Being well prepared as I am, I always have gloves at the ready, even if he does lay face up. Because even when laying face up, the urge can hit, and the next thing you find is your hand being pushed down none to gently towards that end of things. No words have been spoken. Are you kidding, actually request it? If it isn’t uttered, it didn’t happen.

Standard

The Bitch Is Born

Why I love being a Dominatrix. Therapy! And I am just a little bit sadistic. Plain and bloody simple. Now mind you, I am not sadistic in the sense of needing to inflict pain on those who don’t want it. To much work, not interested in converting someone to liking pain. I like those subs who are just teetering on the edge, just needing a wee push. Those who want me to inflict pain on them but not too sure which kind, ahh this is where I excel. Wicked, little seeming innocent things, like a kiss from Mistress. OH, how the sub pays for that pleasure.

Allow me to explain, people in general get on my nerves. Always have, in fact I would come close to saying don’t really fancy my fellow-man that much. The singularly stupid shit people do, leaves me with a firm distaste for spending large quantities of my precious time with anyone of them for longer than is absolutely necessary. This constant stress of having to deal with idiotic people, causes stress. So, when I was first introduced to Dom, I was like ICK! Gosh that is gross! Then I was introduced to corporal punishment, oh sweet mother of god, I took to that like a duck to water. I could get paid to flay the hide off of some sniveling, pathetic, corpulent, submissive accountant!? Sweet Jesus, why didn’t someone tell me about this years ago?

Not to mention, I was allowed to anally de-flower the odd one or two. “Oh, ah, that hurts Mistress.” “Really?! Shut Up, breathe and take it like a man, you pathetic little piece of vermin!” Punctuated by a hip thrust. A moment of epiphany when the sub realizes I have just inserted a rather large object up their ass. A well applied slap, and a slow gyrating movement, and they is my little bitch, whimpering for me not to take it out. How much pleasure he is getting. How he will do anything I tell him. I fucking love my JOB!

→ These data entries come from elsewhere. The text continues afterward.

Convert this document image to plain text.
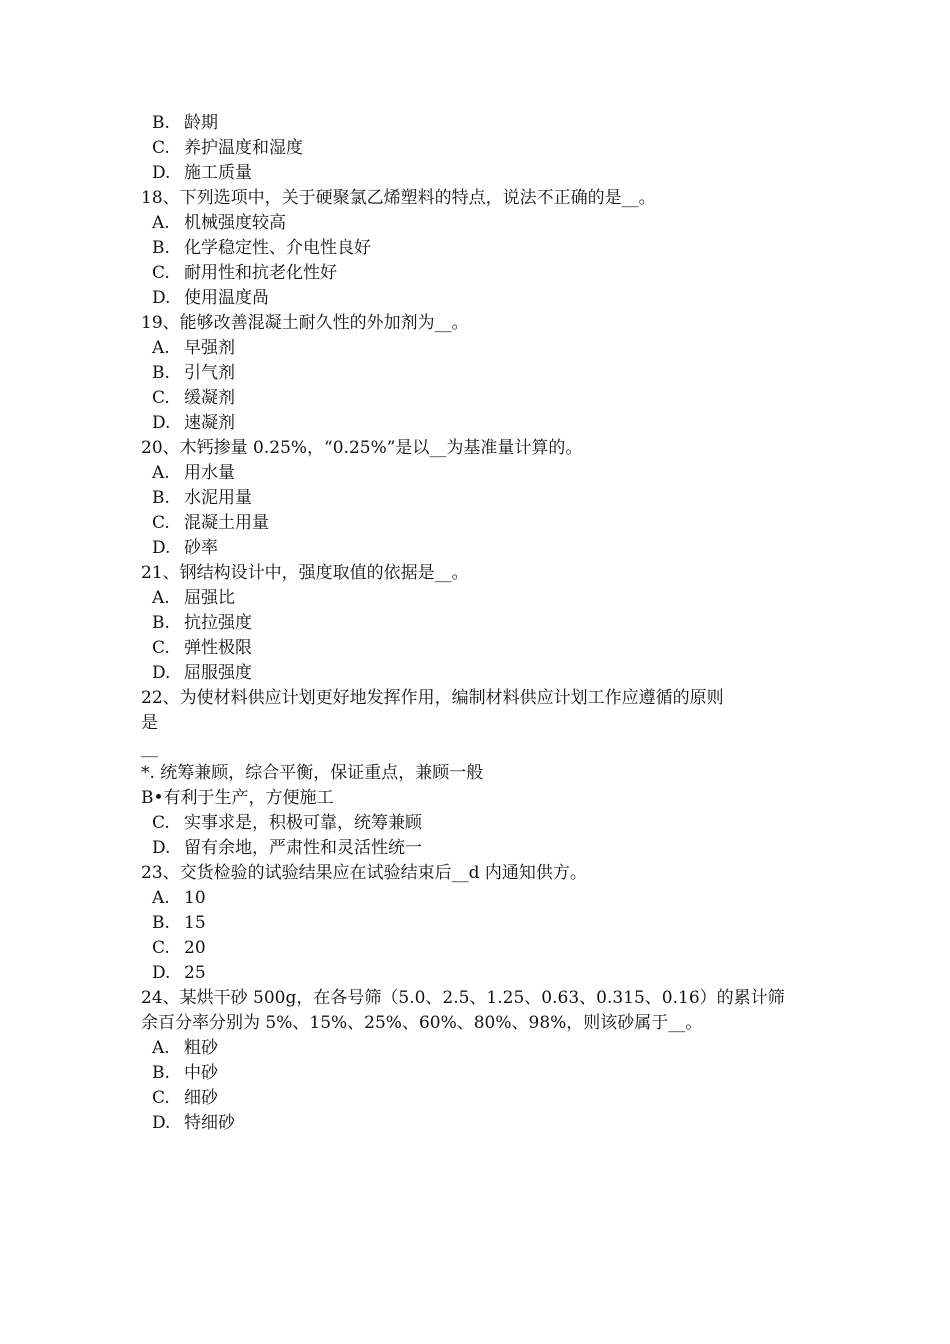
B. 龄期
C. 养护温度和湿度
D. 施工质量
18、下列选项中，关于硬聚氯乙烯塑料的特点，说法不正确的是__。
A. 机械强度较高
B. 化学稳定性、介电性良好
C. 耐用性和抗老化性好
D. 使用温度咼
19、能够改善混凝土耐久性的外加剂为__。
A. 早强剂
B. 引气剂
C. 缓凝剂
D. 速凝剂
20、木钙掺量 0.25%，“0.25%”是以__为基准量计算的。
A. 用水量
B. 水泥用量
C. 混凝土用量
D. 砂率
21、钢结构设计中，强度取值的依据是__。
A. 屈强比
B. 抗拉强度
C. 弹性极限
D. 屈服强度
22、为使材料供应计划更好地发挥作用，编制材料供应计划工作应遵循的原则
是
__
*. 统筹兼顾，综合平衡，保证重点，兼顾一般
B•有利于生产，方便施工
C. 实事求是，积极可靠，统筹兼顾
D. 留有余地，严肃性和灵活性统一
23、交货检验的试验结果应在试验结束后__d 内通知供方。
A. 10
B. 15
C. 20
D. 25
24、某烘干砂 500g，在各号筛（5.0、2.5、1.25、0.63、0.315、0.16）的累计筛
余百分率分别为 5%、15%、25%、60%、80%、98%，则该砂属于__。
A. 粗砂
B. 中砂
C. 细砂
D. 特细砂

I had found a new niche, and I absolutely loved it. It was better than clinical therapy, cheaper than retail therapy, it got the stress I was feeling out and dealt with, I got PAID for the personal growth moment, and the sheer sadistic pleasure of whipping the sweet, white, quivering bottom of some little worm. There should be a law against this much pleasure being derived by one person.

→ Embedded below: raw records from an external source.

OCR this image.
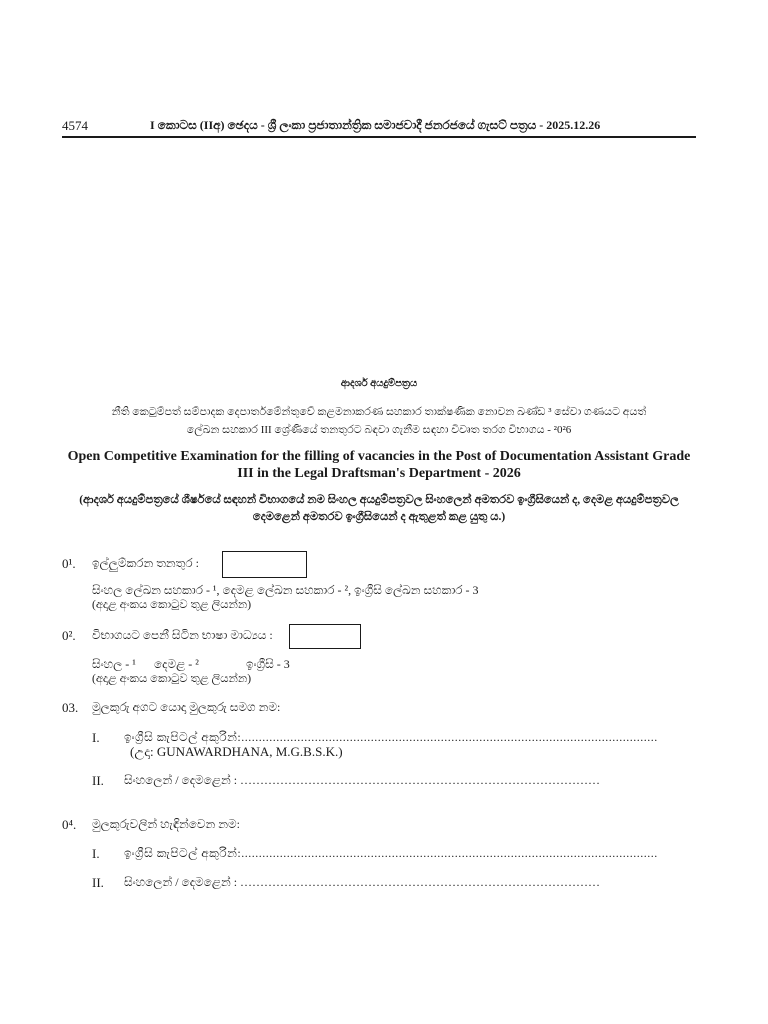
4574	I කොටස (IIඅ) ඡෙදය - ශ්‍රී ලංකා ප්‍රජාතාන්ත්‍රික සමාජවාදී ජනරජයේ ගැසට් පත්‍රය - 2025.12.26
ආදර්ශ අයදුම්පත්‍රය
නීති කෙටුම්පත් සම්පාදක දෙපාර්තමේන්තුවේ කළමනාකරණ සහකාර තාක්ෂණික නොවන ඛණ්ඩ ³ සේවා ගණයට අයත්
ලේඛන සහකාර III ශ්‍රේණියේ තනතුරට බඳවා ගැනීම සඳහා විවෘත තරග විභාගය - ²0²6
Open Competitive Examination for the filling of vacancies in the Post of Documentation Assistant Grade
III in the Legal Draftsman's Department - 2026
(ආදර්ශ අයදුම්පත්‍රයේ ශීර්ෂයේ සඳහන් විභාගයේ නම සිංහල අයදුම්පත්‍රවල සිංහලෙන් අමතරව ඉංග්‍රීසියෙන් ද, දෙමළ අයදුම්පත්‍රවල
දෙමළෙන් අමතරව ඉංග්‍රීසියෙන් ද ඇතුළත් කළ යුතු ය.)
0¹. ඉල්ලුම්කරන තනතුර :
සිංහල ලේඛන සහකාර - ¹, දෙමළ ලේඛන සහකාර - ², ඉංග්‍රීසි ලේඛන සහකාර - 3
(අදාළ අංකය කොටුව තුළ ලියන්න)
0². විභාගයට පෙනී සිටින භාෂා මාධ්‍යය :
සිංහල - ¹ දෙමළ - ²	ඉංග්‍රීසි - 3
(අදාළ අංකය කොටුව තුළ ලියන්න)
03. මුලකුරු අගට යොදා මුලකුරු සමග නම:
I. ඉංග්‍රීසි කැපිටල් අකුරින්:.......................................................................................................................
(උදා: GUNAWARDHANA, M.G.B.S.K.)
II. සිංහලෙන් / දෙමළෙන් : ………………………………………………………………………………
0⁴. මුලකුරුවලින් හැඳින්වෙන නම:
I. ඉංග්‍රීසි කැපිටල් අකුරින්:.......................................................................................................................
II. සිංහලෙන් / දෙමළෙන් : ………………………………………………………………………………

Why I wondered weren’t more people doing Dom? It was easier than having to pretend to worship their sad little cocks just hanging there dribbling pre-cum down their hairy legs. I could with a great deal of honestly tell them how pathetic I though them to be. I could call them names like, worm, dog spittle, shit face, small dicked wonder. I could describe to them in graphic detail just how sad their members were, how useless it was, how pointless it was, and in some cases if the sub was deep into blood play, I could even go so far as to threaten to cut it off, and make tiny little nicks in the penis. I could whip bottoms, I could whip backs, I could stomp on cocks with my heels, I could spit on them, pull hair, and could slap faces! I could bend them over after inflicting some of the worst punishment I could, and after putting on my rather large strap on, I could put them in the most submissive of positions and FUCK THEM up the ass in the name of woman kind!

After slapping them around, spitting on them, fucking them rather none too gently up the nether regions, I would sit on their faces, play with my rather nice vibrating toy, make them lick me, come in their faces, and then pee on them. Get up, send them into the corner where they could finish themselves off if they so chose. I was done with them. My God the power rush was incredible. I would be so suffused with adrenalin after a serious good session. Then the best part of all of this, is when they upon leaving, kiss me feet in thanks. If only all my appointments were like this.

In Ireland, a great deal of my appointments are Dom, these boys love having their bottoms rogered senseless, and their little pink asses whipped. I can only say ‘thank you’ to the Roman Catholic church; what their mothers didn’t fuck up, the church finished off for them. God bless Ireland.